Ketika akhirnya Ibu menikah dengan Siswanto dan memutuskan untuk diboyong ke desa tempat tinggal Siswanto yakni di Karangasem, letaknya tidak terlalu jauh, tapi itu sudah cukup membuat hatiku hancur berkeping-keping. Karangasem hanya berjarak sekitar empat kilometer dari Kertanegara, tapi rasanya seperti ada jurang yang teramat dalam di antara kami. Jarak itu membuatku merasa kehilangan. Seolah-olah kehadiran Ibu dalam hidupku benar-benar diambil, dan aku tidak tahu apakah aku akan pernah merasakannya lagi seperti sebelumnya.
Eyang Sutirah melihat betapa hancurnya aku. Ia tidak mengatakan apa-apa pada awalnya, hanya menatapku dengan mata yang penuh kasih. Kami berdua tahu bahwa ini adalah bagian dari takdir yang harus kami jalani. Namun, tak peduli seberapa sering aku mengingat kata-kata Eyang tentang takdir dan ketetapan Allah, rasa sakit itu tetap menghujam dadaku.
"Kenapa Ibu harus pergi, Yang?" tanyaku suatu malam ketika duduk di samping Eyang. "Aku merasa benar-benar sudah kehilangan Ibu."
Eyang Sutirah menghela napas panjang, menatap langit-langit kamar yang dipenuhi bayangan dari lampu minyak. "Asih, setiap orang punya jalan hidupnya sendiri. Ibumu memilih jalan ini bukan karena dia tidak mencintaimu, tapi karena dia percaya ini yang terbaik untuk kalian berdua."
"Bagaimana bisa itu yang terbaik?" suaraku bergetar. "Aku merasa kosong tanpa Ibu."

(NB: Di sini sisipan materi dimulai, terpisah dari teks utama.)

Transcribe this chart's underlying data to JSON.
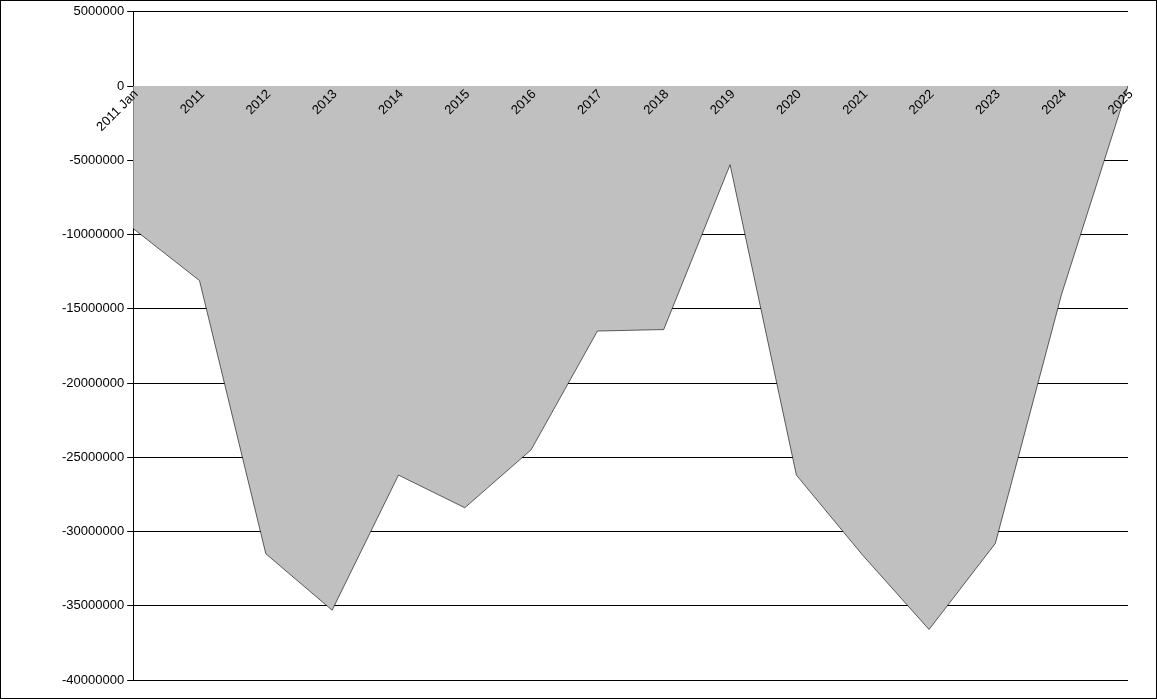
{
  "chart_data": {
    "type": "area",
    "categories": [
      "2011 Jan",
      "2011",
      "2012",
      "2013",
      "2014",
      "2015",
      "2016",
      "2017",
      "2018",
      "2019",
      "2020",
      "2021",
      "2022",
      "2023",
      "2024",
      "2025"
    ],
    "values": [
      -9600000,
      -13100000,
      -31500000,
      -35300000,
      -26200000,
      -28400000,
      -24500000,
      -16500000,
      -16400000,
      -5300000,
      -26200000,
      -31600000,
      -36600000,
      -30800000,
      -14000000,
      0
    ],
    "color": "#c0c0c0",
    "ylim": [
      -40000000,
      5000000
    ],
    "yticks": [
      -40000000,
      -35000000,
      -30000000,
      -25000000,
      -20000000,
      -15000000,
      -10000000,
      -5000000,
      0,
      5000000
    ],
    "grid": "y",
    "marker": "none"
  }
}
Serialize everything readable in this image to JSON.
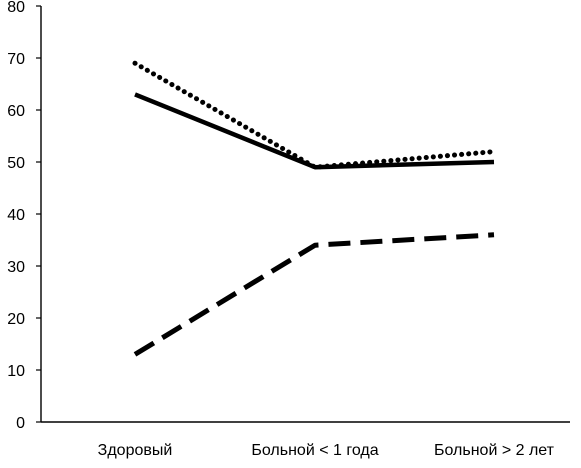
{
  "chart_data": {
    "type": "line",
    "title": "",
    "xlabel": "",
    "ylabel": "",
    "categories": [
      "Здоровый",
      "Больной < 1 года",
      "Больной > 2 лет"
    ],
    "yticks": [
      "0",
      "10",
      "20",
      "30",
      "40",
      "50",
      "60",
      "70",
      "80"
    ],
    "ylim": [
      0,
      80
    ],
    "grid": false,
    "legend": "none",
    "series": [
      {
        "style": "solid",
        "color": "#000000",
        "values": [
          63,
          49,
          50
        ]
      },
      {
        "style": "dotted",
        "color": "#000000",
        "values": [
          69,
          49,
          52
        ]
      },
      {
        "style": "dashed",
        "color": "#000000",
        "values": [
          13,
          34,
          36
        ]
      }
    ]
  }
}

Eyang meraih tanganku, menggenggamnya erat. "Kamu tidak pernah benar-benar kehilangan Ibu. Dia masih ada untukmu, meski sekarang dia tidak lagi tinggal di sini. Kamu harus belajar menerima keadaan ini, Nak. Kadang, menerima adalah satu-satunya cara untuk berdamai dengan hati kita sendiri."
Kata-kata Eyang pelan-pelan meresap ke dalam pikiranku. Aku tahu Eyang benar. Kehilangan bukan berarti akhir dari segalanya. Hidup masih harus berjalan, dan aku masih memiliki Eyang yang selalu ada untukku. Setiap bulan, Eyang selalu mengajakku ke Karangasem untuk mengunjungi Ibu. Awalnya, setiap perjalanan itu terasa seperti luka yang digoreskan kembali. Namun, seiring berjalannya waktu, aku mulai melihat hal-hal dari sudut pandang yang berbeda.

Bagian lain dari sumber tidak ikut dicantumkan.